Matthew P. Abdel, M.D., from the Mayo Clinic in Rochester, Minn., and colleagues investigated 15-year survival in a retrospective review of 5,389 posterior cruciate-retaining and 2,728 posterior cruciate-stabilizing TKRs performed at a single institution between 1988 and 1998. Follow-up was carried out at one, two, and five years after the arthroplasty and every five years thereafter. The primary end point was aseptic revision surgery and Kaplan-Meier curves were used to estimate implant survival.

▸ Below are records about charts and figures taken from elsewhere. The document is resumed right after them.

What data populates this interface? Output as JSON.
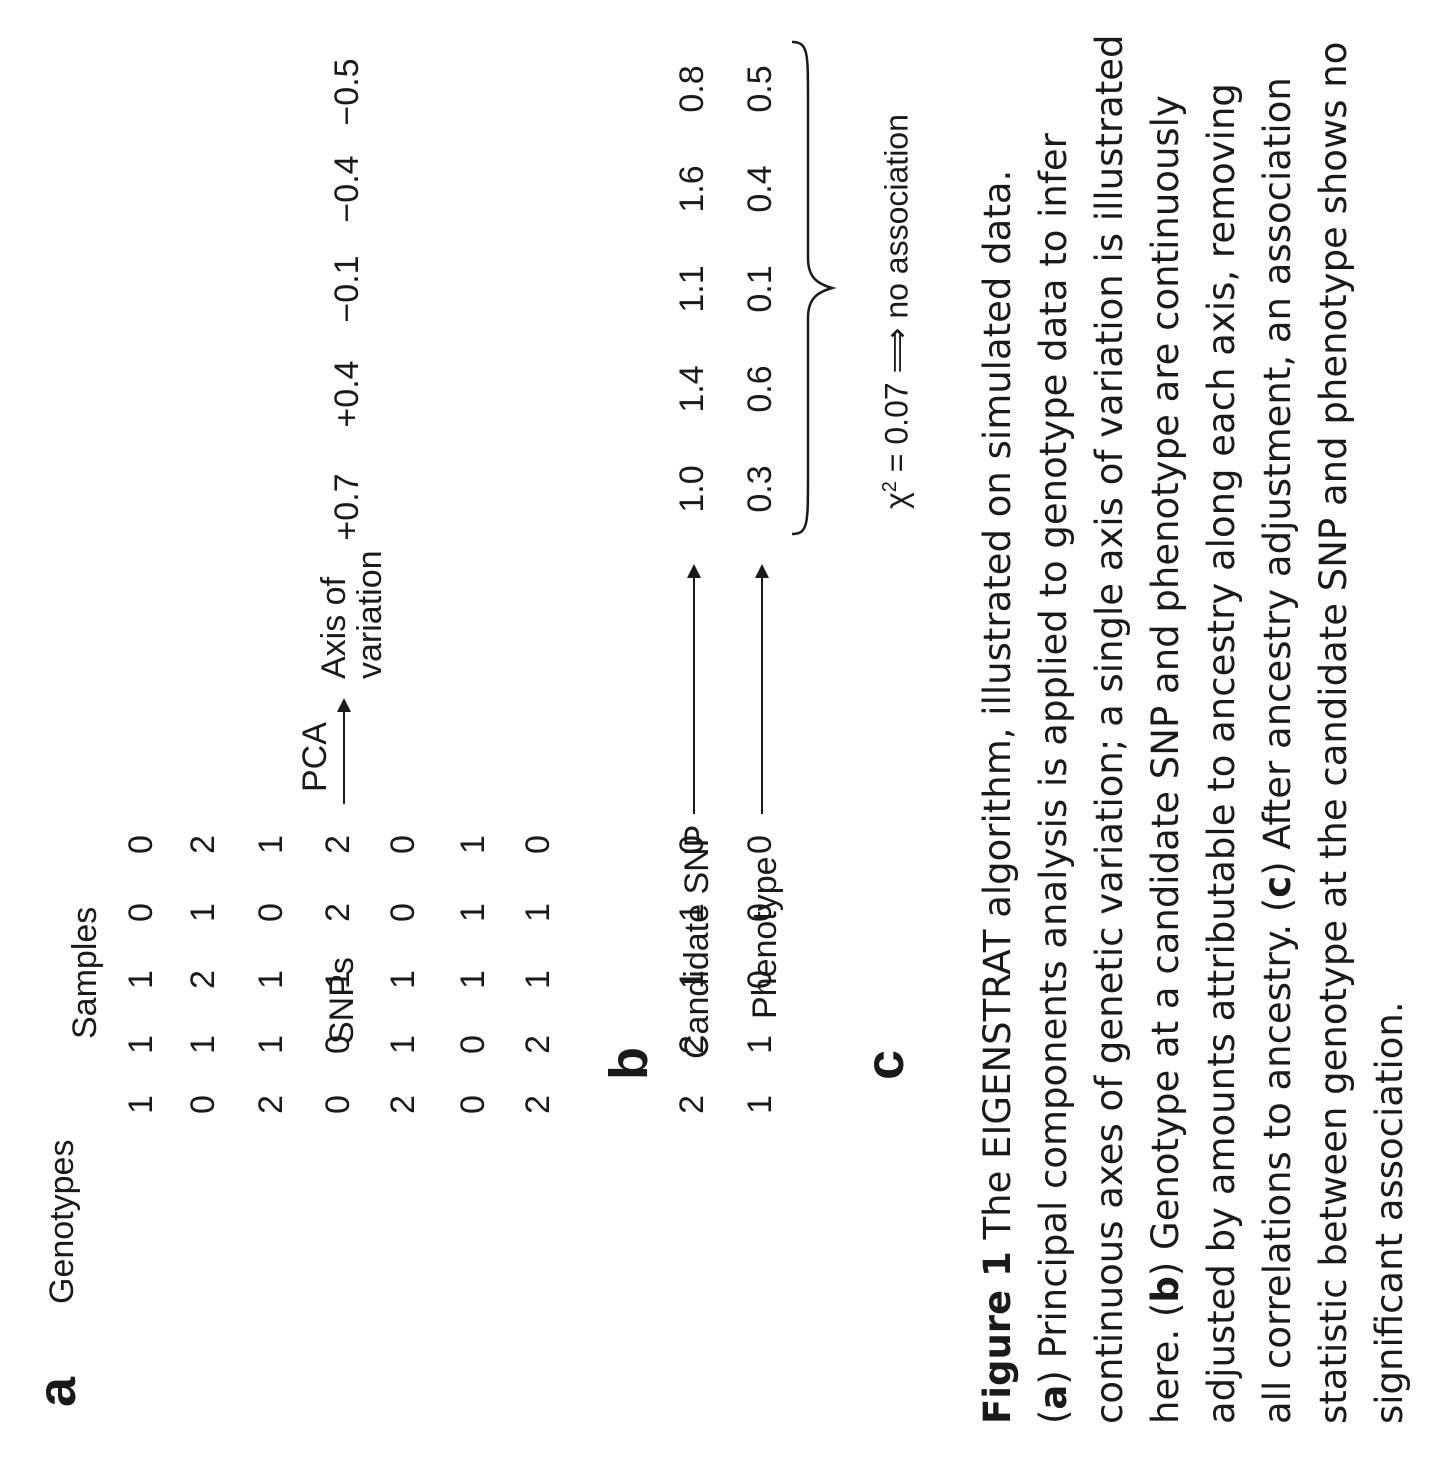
{
  "panel_a": {
    "letter": "a",
    "title": "Genotypes",
    "samples_label": "Samples",
    "snps_label": "SNPs",
    "matrix": [
      [
        "1",
        "1",
        "1",
        "0",
        "0"
      ],
      [
        "0",
        "1",
        "2",
        "1",
        "2"
      ],
      [
        "2",
        "1",
        "1",
        "0",
        "1"
      ],
      [
        "0",
        "0",
        "1",
        "2",
        "2"
      ],
      [
        "2",
        "1",
        "1",
        "0",
        "0"
      ],
      [
        "0",
        "0",
        "1",
        "1",
        "1"
      ],
      [
        "2",
        "2",
        "1",
        "1",
        "0"
      ]
    ],
    "pca_label": "PCA",
    "axis_label_line1": "Axis of",
    "axis_label_line2": "variation",
    "axis_values": [
      "+0.7",
      "+0.4",
      "−0.1",
      "−0.4",
      "−0.5"
    ]
  },
  "panel_b": {
    "letter": "b",
    "candidate_label": "Candidate SNP",
    "candidate_values": [
      "2",
      "2",
      "1",
      "1",
      "0"
    ],
    "phenotype_label": "Phenotype",
    "phenotype_values": [
      "1",
      "1",
      "0",
      "0",
      "0"
    ],
    "adjusted_candidate": [
      "1.0",
      "1.4",
      "1.1",
      "1.6",
      "0.8"
    ],
    "adjusted_phenotype": [
      "0.3",
      "0.6",
      "0.1",
      "0.4",
      "0.5"
    ]
  },
  "panel_c": {
    "letter": "c",
    "chi_symbol": "χ",
    "chi_exp": "2",
    "chi_rest": " = 0.07 ⟹ no association"
  },
  "caption": {
    "fig_label": "Figure 1",
    "l1": " The EIGENSTRAT algorithm, illustrated on simulated data.",
    "a_tag": "a",
    "l2_rest": " Principal components analysis is applied to genotype data to infer",
    "l3": "continuous axes of genetic variation; a single axis of variation is illustrated",
    "l4_pre": "here. (",
    "b_tag": "b",
    "l4_rest": ") Genotype at a candidate SNP and phenotype are continuously",
    "l5": "adjusted by amounts attributable to ancestry along each axis, removing",
    "l6_pre": "all correlations to ancestry. (",
    "c_tag": "c",
    "l6_rest": ") After ancestry adjustment, an association",
    "l7": "statistic between genotype at the candidate SNP and phenotype shows no",
    "l8": "significant association."
  }
}
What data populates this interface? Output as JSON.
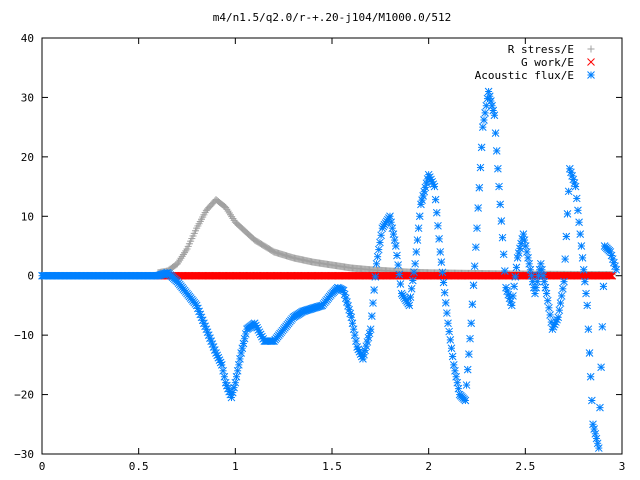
{
  "chart_data": {
    "type": "scatter",
    "title": "m4/n1.5/q2.0/r-+.20-j104/M1000.0/512",
    "xlabel": "",
    "ylabel": "",
    "xlim": [
      0,
      3
    ],
    "ylim": [
      -30,
      40
    ],
    "x_ticks": [
      0,
      0.5,
      1,
      1.5,
      2,
      2.5,
      3
    ],
    "x_tick_labels": [
      "0",
      "0.5",
      "1",
      "1.5",
      "2",
      "2.5",
      "3"
    ],
    "y_ticks": [
      -30,
      -20,
      -10,
      0,
      10,
      20,
      30,
      40
    ],
    "y_tick_labels": [
      "−30",
      "−20",
      "−10",
      "0",
      "10",
      "20",
      "30",
      "40"
    ],
    "grid": false,
    "legend_position": "top-right",
    "series": [
      {
        "name": "R stress/E",
        "marker": "plus",
        "color": "#a0a0a0",
        "x": [
          0.6,
          0.65,
          0.7,
          0.75,
          0.8,
          0.85,
          0.9,
          0.95,
          1.0,
          1.05,
          1.1,
          1.2,
          1.3,
          1.4,
          1.5,
          1.6,
          1.7,
          1.8,
          1.9,
          2.0,
          2.2,
          2.4,
          2.6,
          2.8,
          2.95
        ],
        "y": [
          0.5,
          0.8,
          2,
          4.5,
          8,
          11,
          12.8,
          11.5,
          9,
          7.5,
          6,
          4,
          3,
          2.3,
          1.8,
          1.3,
          1.0,
          0.8,
          0.6,
          0.5,
          0.4,
          0.3,
          0.25,
          0.2,
          0.2
        ]
      },
      {
        "name": "G work/E",
        "marker": "cross",
        "color": "#ff0000",
        "x": [
          0.6,
          0.8,
          1.0,
          1.2,
          1.4,
          1.6,
          1.8,
          2.0,
          2.2,
          2.4,
          2.6,
          2.8,
          2.95
        ],
        "y": [
          0,
          0,
          0,
          0,
          0,
          0,
          0,
          0,
          0,
          0,
          0,
          0,
          0
        ]
      },
      {
        "name": "Acoustic flux/E",
        "marker": "star",
        "color": "#0080ff",
        "x": [
          0,
          0.1,
          0.2,
          0.3,
          0.4,
          0.5,
          0.6,
          0.65,
          0.7,
          0.75,
          0.8,
          0.85,
          0.9,
          0.93,
          0.95,
          0.98,
          1.0,
          1.03,
          1.06,
          1.1,
          1.15,
          1.2,
          1.25,
          1.3,
          1.35,
          1.4,
          1.45,
          1.5,
          1.53,
          1.56,
          1.6,
          1.63,
          1.66,
          1.7,
          1.73,
          1.76,
          1.8,
          1.83,
          1.86,
          1.9,
          1.93,
          1.96,
          2.0,
          2.03,
          2.06,
          2.1,
          2.13,
          2.16,
          2.19,
          2.22,
          2.25,
          2.28,
          2.31,
          2.34,
          2.37,
          2.4,
          2.43,
          2.46,
          2.49,
          2.52,
          2.55,
          2.58,
          2.61,
          2.64,
          2.67,
          2.7,
          2.73,
          2.76,
          2.79,
          2.82,
          2.85,
          2.88,
          2.91,
          2.94,
          2.97
        ],
        "y": [
          0,
          0,
          0,
          0,
          0,
          0,
          0,
          0.5,
          -1,
          -3,
          -5,
          -9,
          -13,
          -15,
          -18,
          -20.5,
          -18,
          -13,
          -9,
          -8,
          -11,
          -11,
          -9,
          -7,
          -6,
          -5.5,
          -5,
          -3,
          -2,
          -2.5,
          -7,
          -12,
          -14,
          -9,
          2,
          8,
          10,
          5,
          -3,
          -5,
          2,
          12,
          17,
          15,
          4,
          -8,
          -15,
          -20,
          -21,
          -8,
          8,
          25,
          31,
          27,
          12,
          -2,
          -5,
          3,
          7,
          2,
          -3,
          2,
          -3,
          -9,
          -7,
          -1,
          18,
          15,
          5,
          -5,
          -25,
          -29,
          5,
          4,
          1
        ]
      }
    ]
  }
}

The investigators found that survival at 15 years was significantly better with posterior cruciate-retaining TKRs than with posterior cruciate-stabilizing TKRs (90 versus 77 percent). The 15-year survival for posterior cruciate-retaining TKR versus posterior cruciate-stabilizing TKR was 90 versus 75 percent in knees with preoperative deformity, and 88 versus 78 percent in knees without preoperative deformity. A significantly lower risk of revision was observed in knees with posterior cruciate-retaining TKR, after adjusting for age, gender, preoperative diagnosis, and preoperative deformity (hazard ratio, 0.5).
"In evaluating the implants used at our institution for total knee arthroplasty during the study period, posterior cruciate-retaining prostheses had significantly improved survival in comparison with posterior cruciate-stabilizing prostheses at 15 years," the authors write.